Capítulo 44

Alejandro ha bendecido la boda. Es él quien la costea.

Su lujosa tienda se ha adornado con flores y guirnaldas para el banquete. Hay incensarios encendidos para disimular el olor de las piras de los cadáveres, dispuestas más abajo en el valle. Algunos invitados incluso sangran todavía.

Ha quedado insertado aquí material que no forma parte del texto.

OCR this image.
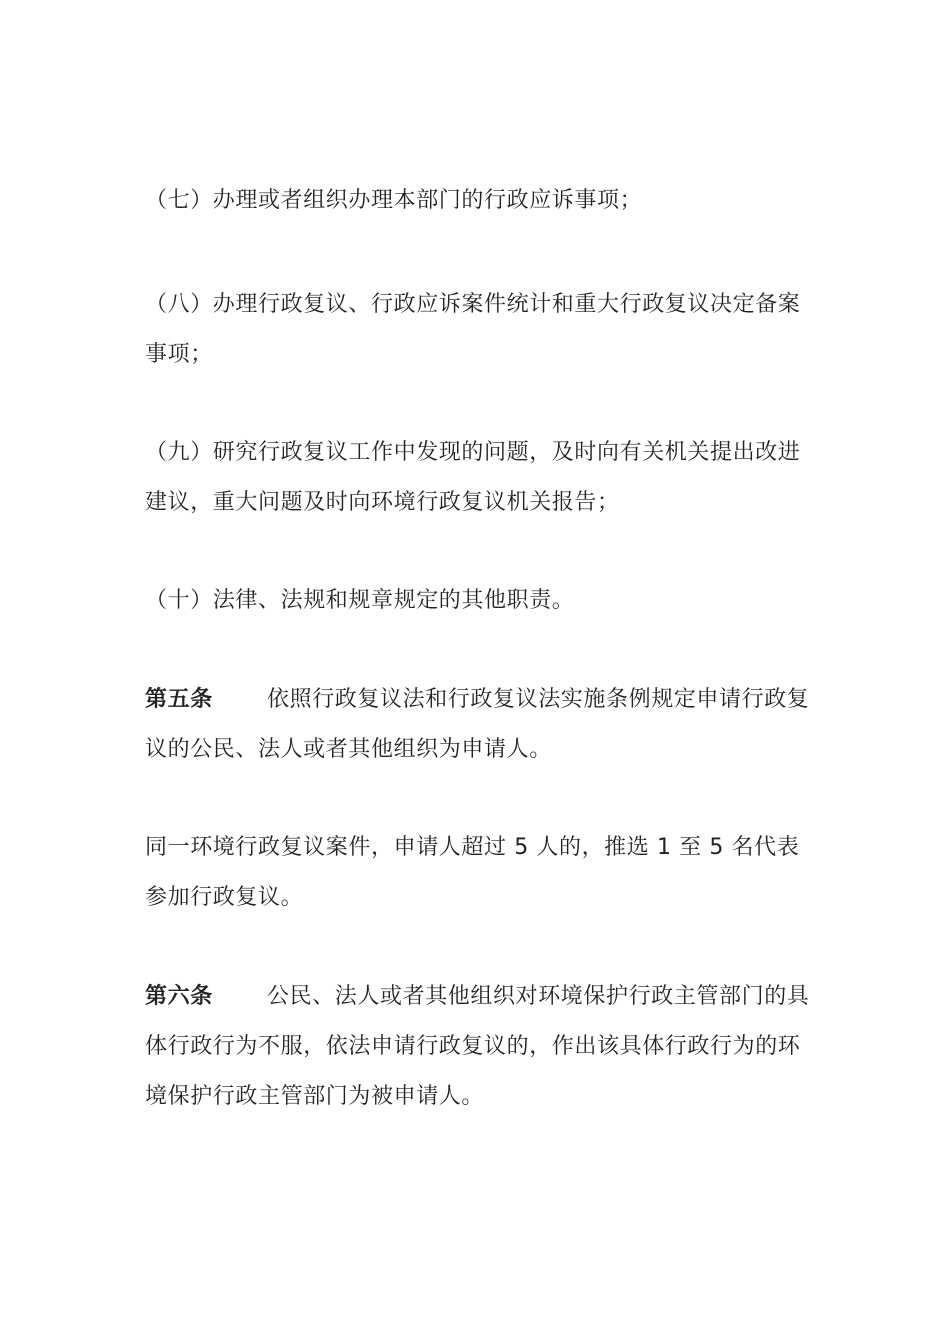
（七）办理或者组织办理本部门的行政应诉事项；

（八）办理行政复议、行政应诉案件统计和重大行政复议决定备案事项；

（九）研究行政复议工作中发现的问题，及时向有关机关提出改进建议，重大问题及时向环境行政复议机关报告；

（十）法律、法规和规章规定的其他职责。

第五条 依照行政复议法和行政复议法实施条例规定申请行政复议的公民、法人或者其他组织为申请人。

同一环境行政复议案件，申请人超过 5 人的，推选 1 至 5 名代表参加行政复议。

第六条 公民、法人或者其他组织对环境保护行政主管部门的具体行政行为不服，依法申请行政复议的，作出该具体行政行为的环境保护行政主管部门为被申请人。
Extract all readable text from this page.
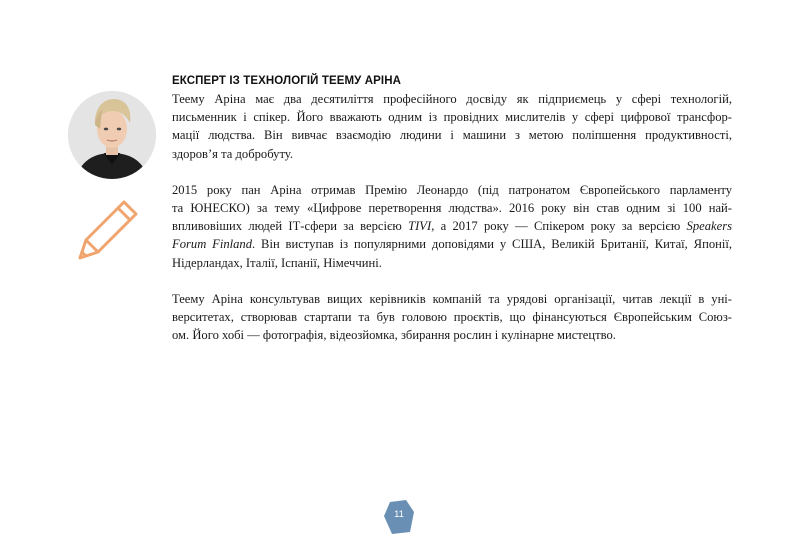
ЕКСПЕРТ ІЗ ТЕХНОЛОГІЙ ТЕЕМУ АРІНА

Теему Аріна має два десятиліття професійного досвіду як підприємець у сфері технологій,
письменник і спікер. Його вважають одним із провідних мислителів у сфері цифрової трансфор-
мації людства. Він вивчає взаємодію людини і машини з метою поліпшення продуктивності,
здоров’я та добробуту.

2015 року пан Аріна отримав Премію Леонардо (під патронатом Європейського парламенту
та ЮНЕСКО) за тему «Цифрове перетворення людства». 2016 року він став одним зі 100 най-
впливовіших людей ІТ-сфери за версією TIVI, а 2017 року — Спікером року за версією Speakers
Forum Finland. Він виступав із популярними доповідями у США, Великій Британії, Китаї, Японії,
Нідерландах, Італії, Іспанії, Німеччині.

Теему Аріна консультував вищих керівників компаній та урядові організації, читав лекції в уні-
верситетах, створював стартапи та був головою проєктів, що фінансуються Європейським Союз-
ом. Його хобі — фотографія, відеозйомка, збирання рослин і кулінарне мистецтво.

11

Tras los sacrificios rituales se retiran a la tienda para el festín. Se respira un aire de forzada alegría. Alejandro ha ordenado que sus propios músicos toquen para ellos. Ha decretado la felicidad general y está atento por si ve melancolía, igual que sus guardias están atentos por si ven asesinos.

Los hombres y las mujeres ocupan mesas distintas. Alejandro está despatarrado en el centro de la sombría fiesta, comiendo poco y bebiendo mucho. Tiene los labios húmedos, los ojos enloquecidos de insatisfacción. Sufre. Algo infame lo corroe.

Gajendra recuerda lo que le dijo Nearco. Entonces pensó que sólo era envidia, ahora se pregunta cuánta verdad habría en sus palabras. Sospecha que Alejandro está utilizando la boda como acicate, que ahora satisface sus prioridades particulares. A un dios no se le contradice. Afirmará aquí su voluntad por sí misma y expulsará a todos los escépticos.

Uno de sus jovencitos intenta ofrecerle una fuente de semillas de sésamo mezcladas con miel, pero Alejandro aparta la bandeja de un empujón. Agarra la muñeca de Zahara y la lleva a la fuerza al otro lado del cuarto junto a Gajendra.

—No tiene padre aquí, de modo que yo seré el padre.

Gajendra se pone en pie a trompicones, no se lo esperaba.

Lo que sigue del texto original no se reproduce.